P674 Monitoring posologic change in adalimumab intensification dosing regimen from 40 mg every week to 80 mg every other week
M.T. Diz Lois Palomares1, Á. Porta Sánchez2, L. Elberdin Pazos2, B. González Conde1, M. Outeda Macías2, M.T. Vázquez Rey1, A. Guerrero Montañés1, E. Estévez Prieto1
1A Coruña Universitary Hospital, Gastroenterology Unit, A Coruña, Spain, 2A Coruña Universitary Hospital, Pharmacy Unit, A Coruña, Spain
Background
The previous usual adalimumab (ADA) intensification regimen was 40 mg every week (ew)). Recently the original laboratory commercialised the 80 mg injection pen, with pharmacokinetic studies indicating an alternative intensification dose of 80 mg every other week (eow) similar to 40 mg ew, even though interchangeability has not been assessed in clinical practice. In the biosimilars era, this pen was sold to many Hospitals at the same price as the 40mg pen. For this fact and for patient comfort, we proposed our stable-intensificated-ADA IDB patients on a 40 mg ew regimen, to change the dose to 80 mg eow (clinical practice).
Methods
In this setting, we designed an observational study to monitor clinical, analytical and pharmacokinetic outcomes through this posologic change, for patients who signed the Informed Consent. Clinical (Harvey–Bradshaw index (HBI), partial Mayo score), analytic parameters and ADA trough levels were prospectively obtained at baseline, 4 and 8 months after posologic change. We describe the evolution of this cohort and calculate savings.
Results
12 from 18 patients initially evaluated for new dose regimen were finally changed. All of them agreed to participate in the study. Eighty-three per cent were CD patients, 58% males, median age 51 years old (intecuartil range (IQR) 42–55). Median age at IBD diagnosis was 34 years (IQR 24–44). In 9 patients ADA was the first-line biologic. Median IBD duration before starting ADA was 6 years (IQR 5–8). Median time from ADA initiation to intensification was 31 months (IQR 14–55). The median time of ADA intensification was 37 months (IQR 30–66). Seventy per cent of patients were on immunosuppressors (IS) at the start of the study. Table 1 shows the results of clinical, analytical variables and ADA trough levels at baseline, 4 and 8 months. No differences were found. At 4 months, all patients maintained ADA 80 mg eow. Two patients referred mild worsening, (HBI from 3–4 to 5–6) without significant changes in CRP, calprotectin or ADA levels. They recovered after restoring the previous regimen (ADA 40mg ew). At 8 months, ADA was stopped in one patient in remission with undetectable ADA levels and positive ATI. Total savings in the first 8 months were 59022 €.

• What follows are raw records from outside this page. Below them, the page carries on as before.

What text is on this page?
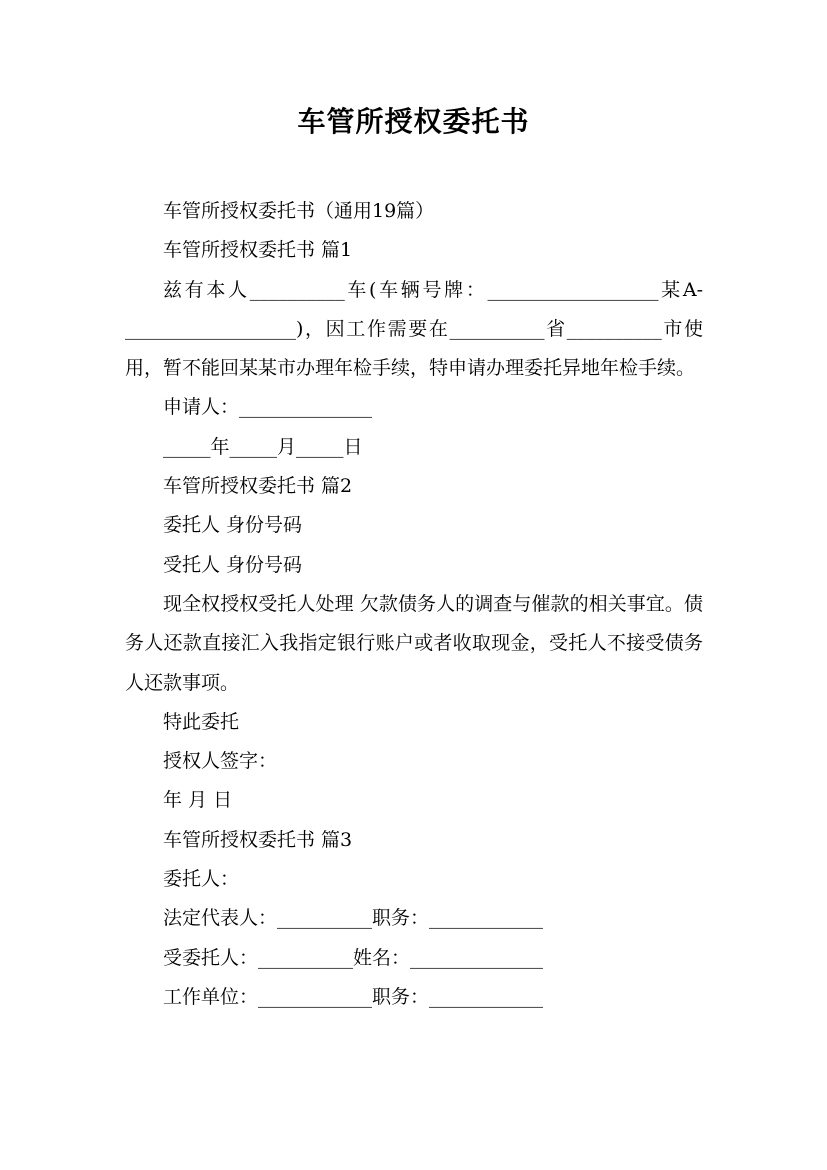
车管所授权委托书

车管所授权委托书（通用19篇）

车管所授权委托书 篇1

兹有本人__________车(车辆号牌：__________________某A-__________________)，因工作需要在__________省__________市使用，暂不能回某某市办理年检手续，特申请办理委托异地年检手续。

申请人：______________

_____年_____月_____日

车管所授权委托书 篇2

委托人 身份号码

受托人 身份号码

现全权授权受托人处理 欠款债务人的调查与催款的相关事宜。债务人还款直接汇入我指定银行账户或者收取现金，受托人不接受债务人还款事项。

特此委托

授权人签字：

年 月 日

车管所授权委托书 篇3

委托人：

法定代表人：__________职务：____________

受委托人：__________姓名：______________

工作单位：____________职务：____________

0 (IQR 0–2.5) | 0.5 (IQR 0–2.75) | 0.5 (IQR 0–2.25) | |
0.2 (IQR 0.1–0.4) | 0.27 (IQR 0.1–0.55) | 0.19 (IQR 0.09–0.29) | |
109 (IQR 58–240) | 86 (IQR 56–199) | 75 (IQR 32–189) | |
12 (IQR 12-12) | 12 (IQR 10.4–12) | 11.3 (IQR 7–12) |
Conclusion
in IBD patients with stable response to ADA intensification regimen of 40 mg ew, changing to 80mg eow seems to maintain response and similar trough levels, although some patients may perceive mild symptoms. Economic savings are 50% per patient.